For annuals, plants that bloom through one summer and then die, winter hardiness doesn't matter. Perennials or foliage plants from Zone 6 or higher may be grown as annuals, if you can afford to lose them after one season in the garden.
3. Spacing: Labels usually recommend how far apart plants should be spaced.
That generally depends on how wide the plants will be when they are mature.
But "to me," Heaton says, "spacing is a very personal question." It will cost you more money for more plants, but you often can place annuals and perennials closer than the label suggests. Trees and shrubs, on the other hand, should be carefully spaced and placed according to their labels, allowing for their eventual size; frequent mistakes are to plant them too close to the house or where they will eventually obstruct or break up sidewalks or interfere with power lines.
4. Botanical name: This tells you exactly what you are buying. There also may be a brand name or trademark name that is not part of the botanical name. For perennials, trees and shrubs, it's a good idea to hang onto tags and labels so you know what you have or if a problem comes up and you need to seek advice. For annuals, the precise botanical name isn't as important
-- unless there is a particular color in a particular brand of petunias or impatiens that you want to remember.
5. Price: Cheapest isn't always best. The more you know about the plant the better choice you can make.

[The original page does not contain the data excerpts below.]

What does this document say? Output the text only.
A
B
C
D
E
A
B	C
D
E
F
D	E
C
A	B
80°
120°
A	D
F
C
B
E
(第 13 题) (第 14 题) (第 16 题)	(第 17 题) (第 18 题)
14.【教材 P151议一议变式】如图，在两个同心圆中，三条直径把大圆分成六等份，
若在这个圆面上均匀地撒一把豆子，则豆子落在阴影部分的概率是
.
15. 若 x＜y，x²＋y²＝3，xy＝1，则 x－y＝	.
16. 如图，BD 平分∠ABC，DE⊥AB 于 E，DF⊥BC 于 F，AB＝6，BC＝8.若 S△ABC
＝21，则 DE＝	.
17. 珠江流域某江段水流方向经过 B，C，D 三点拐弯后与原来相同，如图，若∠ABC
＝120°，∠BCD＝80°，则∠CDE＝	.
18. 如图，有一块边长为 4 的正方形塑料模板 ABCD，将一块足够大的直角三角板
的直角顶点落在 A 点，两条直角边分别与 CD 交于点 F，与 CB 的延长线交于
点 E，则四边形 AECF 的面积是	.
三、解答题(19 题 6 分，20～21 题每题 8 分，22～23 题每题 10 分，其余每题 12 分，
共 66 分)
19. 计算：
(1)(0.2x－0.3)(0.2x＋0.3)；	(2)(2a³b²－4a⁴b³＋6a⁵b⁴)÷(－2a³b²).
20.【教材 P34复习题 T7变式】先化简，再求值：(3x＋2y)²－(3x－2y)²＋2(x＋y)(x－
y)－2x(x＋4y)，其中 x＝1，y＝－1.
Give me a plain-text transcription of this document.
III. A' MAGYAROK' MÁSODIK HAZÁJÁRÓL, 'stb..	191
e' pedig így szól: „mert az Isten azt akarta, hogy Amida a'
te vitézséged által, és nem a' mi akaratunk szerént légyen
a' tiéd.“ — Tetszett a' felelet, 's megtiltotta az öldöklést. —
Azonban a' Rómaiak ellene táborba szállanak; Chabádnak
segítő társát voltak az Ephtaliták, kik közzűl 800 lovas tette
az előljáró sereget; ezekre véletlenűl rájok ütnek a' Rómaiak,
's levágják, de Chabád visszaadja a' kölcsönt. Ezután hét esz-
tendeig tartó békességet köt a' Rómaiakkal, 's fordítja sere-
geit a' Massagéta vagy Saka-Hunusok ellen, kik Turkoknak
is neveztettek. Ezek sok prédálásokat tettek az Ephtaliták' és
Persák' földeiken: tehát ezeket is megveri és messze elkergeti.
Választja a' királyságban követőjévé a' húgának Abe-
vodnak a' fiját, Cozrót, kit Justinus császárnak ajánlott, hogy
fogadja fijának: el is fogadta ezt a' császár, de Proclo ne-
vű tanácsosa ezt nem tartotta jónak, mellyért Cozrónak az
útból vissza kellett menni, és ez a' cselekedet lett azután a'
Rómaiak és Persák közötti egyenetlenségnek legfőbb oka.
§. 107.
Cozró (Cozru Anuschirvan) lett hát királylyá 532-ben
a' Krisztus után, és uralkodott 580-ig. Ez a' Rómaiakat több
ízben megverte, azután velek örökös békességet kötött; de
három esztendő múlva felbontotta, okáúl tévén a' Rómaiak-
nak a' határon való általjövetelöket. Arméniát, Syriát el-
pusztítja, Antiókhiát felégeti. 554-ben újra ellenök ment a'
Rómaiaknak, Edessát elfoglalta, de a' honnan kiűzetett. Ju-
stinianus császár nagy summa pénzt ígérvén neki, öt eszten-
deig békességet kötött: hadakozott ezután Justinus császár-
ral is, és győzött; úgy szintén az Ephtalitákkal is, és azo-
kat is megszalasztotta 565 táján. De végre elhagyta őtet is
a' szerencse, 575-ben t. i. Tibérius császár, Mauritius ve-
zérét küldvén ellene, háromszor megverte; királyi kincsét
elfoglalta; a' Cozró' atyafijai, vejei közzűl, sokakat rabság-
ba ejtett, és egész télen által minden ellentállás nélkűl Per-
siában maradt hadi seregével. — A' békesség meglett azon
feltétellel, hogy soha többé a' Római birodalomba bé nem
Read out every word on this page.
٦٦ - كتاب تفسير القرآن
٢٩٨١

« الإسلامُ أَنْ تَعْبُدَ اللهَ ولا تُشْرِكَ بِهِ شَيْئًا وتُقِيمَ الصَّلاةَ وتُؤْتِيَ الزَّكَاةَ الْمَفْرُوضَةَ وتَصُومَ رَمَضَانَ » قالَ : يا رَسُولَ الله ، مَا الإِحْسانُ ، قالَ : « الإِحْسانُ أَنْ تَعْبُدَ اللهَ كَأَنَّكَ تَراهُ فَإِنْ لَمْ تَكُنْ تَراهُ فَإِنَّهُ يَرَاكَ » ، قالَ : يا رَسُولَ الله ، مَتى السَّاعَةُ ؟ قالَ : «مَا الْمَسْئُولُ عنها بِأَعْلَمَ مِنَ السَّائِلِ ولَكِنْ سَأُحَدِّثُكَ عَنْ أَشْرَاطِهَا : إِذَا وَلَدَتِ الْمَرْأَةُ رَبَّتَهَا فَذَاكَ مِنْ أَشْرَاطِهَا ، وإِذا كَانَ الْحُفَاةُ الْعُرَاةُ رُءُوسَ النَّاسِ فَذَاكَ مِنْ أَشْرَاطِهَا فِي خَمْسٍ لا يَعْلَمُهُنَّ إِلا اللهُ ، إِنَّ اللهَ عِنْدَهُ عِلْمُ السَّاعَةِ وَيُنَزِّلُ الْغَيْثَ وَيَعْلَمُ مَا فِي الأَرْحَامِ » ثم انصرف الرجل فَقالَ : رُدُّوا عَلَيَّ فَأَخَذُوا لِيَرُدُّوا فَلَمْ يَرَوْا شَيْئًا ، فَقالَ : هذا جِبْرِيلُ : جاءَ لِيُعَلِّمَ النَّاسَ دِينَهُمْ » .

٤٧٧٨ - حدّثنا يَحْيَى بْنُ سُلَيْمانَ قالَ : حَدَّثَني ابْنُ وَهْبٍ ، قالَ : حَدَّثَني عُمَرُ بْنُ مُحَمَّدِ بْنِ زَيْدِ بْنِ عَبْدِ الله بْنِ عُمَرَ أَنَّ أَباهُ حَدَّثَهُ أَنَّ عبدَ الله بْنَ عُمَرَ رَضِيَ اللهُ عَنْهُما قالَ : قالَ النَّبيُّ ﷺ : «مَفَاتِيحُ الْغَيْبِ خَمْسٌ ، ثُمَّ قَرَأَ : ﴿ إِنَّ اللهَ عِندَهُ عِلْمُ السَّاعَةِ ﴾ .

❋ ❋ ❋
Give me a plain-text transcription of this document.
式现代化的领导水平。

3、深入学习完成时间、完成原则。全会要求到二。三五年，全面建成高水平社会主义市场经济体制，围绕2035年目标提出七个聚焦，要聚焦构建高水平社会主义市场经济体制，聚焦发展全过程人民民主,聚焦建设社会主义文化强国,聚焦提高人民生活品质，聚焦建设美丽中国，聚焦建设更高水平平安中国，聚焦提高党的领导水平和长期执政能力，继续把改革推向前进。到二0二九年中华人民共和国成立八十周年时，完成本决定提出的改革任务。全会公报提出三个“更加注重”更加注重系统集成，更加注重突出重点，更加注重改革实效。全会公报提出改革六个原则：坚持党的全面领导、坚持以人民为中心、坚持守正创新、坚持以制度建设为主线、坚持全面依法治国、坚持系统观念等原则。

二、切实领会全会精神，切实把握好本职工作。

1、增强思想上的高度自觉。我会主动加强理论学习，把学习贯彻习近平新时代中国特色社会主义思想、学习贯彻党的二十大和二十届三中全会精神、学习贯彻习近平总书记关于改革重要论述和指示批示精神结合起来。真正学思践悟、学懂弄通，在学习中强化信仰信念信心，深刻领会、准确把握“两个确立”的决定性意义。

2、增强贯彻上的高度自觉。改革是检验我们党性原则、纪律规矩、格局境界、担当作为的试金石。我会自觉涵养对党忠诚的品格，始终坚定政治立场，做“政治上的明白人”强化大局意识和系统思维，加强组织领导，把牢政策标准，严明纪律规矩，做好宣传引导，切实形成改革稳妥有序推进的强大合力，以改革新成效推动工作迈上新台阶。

In general, a larger plant has been growing longer and has a better root system, which will enable it to make more leaves, flowers and perhaps fruit or vegetables.
- Annuals: Specialty annuals sold in 3- or 4-inch pots may not be different varieties from the ones sold in six-packs; often the difference in price simply reflects that they have been growing longer and have more roots.
- Perennials: First-year perennials in 2- or 4-inch pots can be less expensive, but probably won't bloom the first year. Second-year perennials in gallon containers usually will -- but bear in mind that if a July-flowering daylily has been forced so it is in bloom when you buy it in May, it won't bloom again in July.